Junto a ellas, casi siempre, un salmonete de roca adulto. Mientras
los jóvenes nadan en grupos de ocho a diez ejemplares y remueven
con sus barbas la arena de la que extraen pequeños crustáceos para
comer, los adultos, solitarios, buscan la compañía de las
doncellas. Aprovechan los detritus arrancados por ellas para
alimentarse sin esfuerzo. Lo hacen, doncellas y salmonetes, en un
territorio que previamente han disputado con salpas
-Boops
salpa- y algún espárido. Esto ocurre junto a piedras y
rocas, muy cerca de la línea de arena. Entre las piedras se
refugian los bancos de alevines, son minúsculos, frágiles ante
cualquier ataque de los elementos o de los depredadores. Se apiñan
en grupos muy numerosos.
El instinto de conservación les hace moverse al unísono, como si
de un único animal se tratase. Se quedan quietos, estáticos y de
pronto, ante cualquier señal de peligro, corren con una rapidez
inusitada. Todos a la vez, en la misma dirección. Cerca, muy
cerca, algunos ejemplares adultos de la misma especie, vigilan y
rodean los cardúmenes. No son especialmente celosos de la
vigilancia, pero la realizan al igual que los grandes mamíferos
protegen a sus crías. Es fácil encontrar grandes bancos de
alevines de bogas, chuclas y obladas rodeados por algunos
ejemplares adultos.
Otros espáridos no forman bancos.
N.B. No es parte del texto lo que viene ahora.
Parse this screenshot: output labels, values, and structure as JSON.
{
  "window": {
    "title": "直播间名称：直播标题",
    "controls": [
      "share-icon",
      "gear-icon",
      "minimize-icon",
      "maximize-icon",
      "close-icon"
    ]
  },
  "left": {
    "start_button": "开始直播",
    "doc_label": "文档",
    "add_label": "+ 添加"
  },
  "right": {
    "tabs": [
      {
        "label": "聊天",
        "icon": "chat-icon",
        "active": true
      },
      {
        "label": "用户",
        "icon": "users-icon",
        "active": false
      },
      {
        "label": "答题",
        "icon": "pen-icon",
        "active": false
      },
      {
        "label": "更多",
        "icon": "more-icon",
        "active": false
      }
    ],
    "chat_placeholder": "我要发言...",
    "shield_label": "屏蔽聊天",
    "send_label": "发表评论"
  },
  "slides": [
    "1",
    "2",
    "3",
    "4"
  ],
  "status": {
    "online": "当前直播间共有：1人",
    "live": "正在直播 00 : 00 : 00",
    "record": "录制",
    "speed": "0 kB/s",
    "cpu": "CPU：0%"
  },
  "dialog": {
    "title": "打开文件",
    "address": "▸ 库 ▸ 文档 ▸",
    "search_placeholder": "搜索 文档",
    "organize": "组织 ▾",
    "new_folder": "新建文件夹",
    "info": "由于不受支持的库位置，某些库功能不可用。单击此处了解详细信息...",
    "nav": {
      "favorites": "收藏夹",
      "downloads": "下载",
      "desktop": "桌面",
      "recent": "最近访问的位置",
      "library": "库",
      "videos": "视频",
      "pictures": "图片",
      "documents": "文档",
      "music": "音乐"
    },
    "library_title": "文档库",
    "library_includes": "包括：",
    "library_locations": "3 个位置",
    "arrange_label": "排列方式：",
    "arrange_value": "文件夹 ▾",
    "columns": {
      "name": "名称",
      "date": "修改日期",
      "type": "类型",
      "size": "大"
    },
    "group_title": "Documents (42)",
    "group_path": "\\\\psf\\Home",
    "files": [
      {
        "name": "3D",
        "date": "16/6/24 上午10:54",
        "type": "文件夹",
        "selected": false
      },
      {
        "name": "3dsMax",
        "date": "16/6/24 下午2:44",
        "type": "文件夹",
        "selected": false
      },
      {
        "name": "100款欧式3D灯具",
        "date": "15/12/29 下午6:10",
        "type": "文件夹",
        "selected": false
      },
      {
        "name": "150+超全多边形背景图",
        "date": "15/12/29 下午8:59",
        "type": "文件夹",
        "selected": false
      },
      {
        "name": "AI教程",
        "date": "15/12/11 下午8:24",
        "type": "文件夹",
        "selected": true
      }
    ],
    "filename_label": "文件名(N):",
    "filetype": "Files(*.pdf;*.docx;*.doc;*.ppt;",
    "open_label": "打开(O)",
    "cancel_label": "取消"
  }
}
Se ven fácilmente junto a las
rocas y bloques cerca de la costa. Los pequeños espáridos
-Diplodus
annularis, D. vulgaris, D. sargus- son un tanto despegados,
les gusta nadar en solitario sobre las rocas, comiendo entre las
algas. A veces se juntan en grupos de cuatro o cinco pequeños
ejemplares, no importa de que especie sean, los Diplodus se
mezclan entre ellos. Pero a poca distancia, sin aparentar cuidados
especiales, algún ejemplar adulto de Diplodus observa las
evoluciones de los pequeños. Posiblemente les alertarán ante la
presencia de algún peligro.
En esas mismas rocas nada, majestuoso, el sargo imperial -
Diplodus
cervinus- Cuando es viejo prefiere las aguas con
profundidades superiores a los 10 metros, pero en su infancia y
juventud es habitual de aguas someras. Los jóvenes se relacionan
con el resto de Diplodus , pero marcan su territorio. Su nadar
pausado, ondulando las grandes franjas oscuras de su lomo, con sus
grandes ojos amarillos, atrae la atención sobre él. Por ese motivo
siempre está junto a oquedades de rocas. Un rápido movimiento de
aletas y se ocultará entre las piedras. Antes de buscar aguas más
profundas y convertirse en un solitario, ocupará un territorio que
podrá compartir con otras especies, como el mero de carácter
tranquilo y que cuando son jóvenes también prefieren aguas menos
profundas.
Diplodus vulgaris
Es fácil encontrar un sargo junto a un mero en una grieta y
volverlos a ver varios días después en el mismo lugar. Sobre
algunas rocas el sol arranca brillos plateados y dorados del
cuerpo de las salpas. Se arremolinan en un mismo espacio para
comer. Todos a una. Se mueven como los alevines, con una
coordinación perfecta de manada. Los bancos de bogas, sus
parientes, nadan sobre ellos, a media profundidad. Rápidos, casi
transparentes, dejando la impresión de cientos de líneas verde
plateadas en el agua. La nota de color la ponen los fredis
-Thalasoma pavo-, nadan entre las piedras, siempre cerca de
grandes rocas y paredes. Pasan junto al resto de las especies sin
inmutarse, aparentemente ajenos a lo que ocurre a su alrededor.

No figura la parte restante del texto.